The isoscalar non-singlet axial form factor of the nucleon from lattice QCD

TL;DR

This paper reports progress in calculating the nucleon's isoscalar non-singlet axial form factor using lattice QCD with multiple ensembles, employing advanced techniques to control systematic uncertainties and fit the form factor's momentum dependence.

Contribution

The study introduces a comprehensive lattice QCD analysis of the nucleon axial form factor with improved methods for excited state suppression and form factor parametrization.

Findings

Progress in lattice QCD computation of the axial form factor.

Use of the summation method to reduce excited state contamination.

Application of the $z$-expansion for form factor parametrization.

Abstract

We present our progress on the computation of the axial form factor of the nucleon with flavour structure $u+d-2s$ from lattice QCD. We employ a set of $N_f=2+1$ CLS ensembles with $O(a)$-improved Wilson fermions and the L\"uscher-Weisz gauge action, with lattice spacings ranging from $0.05\,\text{fm}$ to $0.086\,\text{fm}$ and pion masses spanning between $130\,\text{MeV}$ and $350\,\text{MeV}$. We employ multiple source-sink separations and use the summation method to suppress the contamination from excited states.
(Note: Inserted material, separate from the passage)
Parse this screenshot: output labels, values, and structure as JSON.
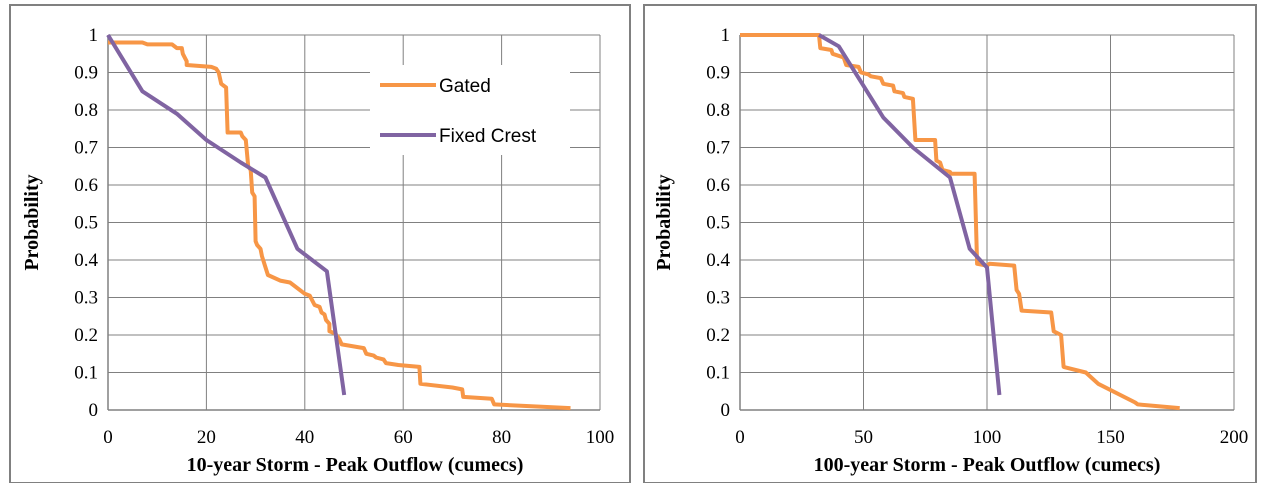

We use a $z$-expansion on each ensemble to parametrize the $Q^2$-dependence of the form factor and simultaneously fit the available source-sink separations for all $Q^2\leq 0.7 \,{\rm GeV}^2$. We outline our analysis of the stability of the fits varying the ans\"atze and different estimations of the covariance matrix and report on our strategy for a comprehensive determination of the physical form factor.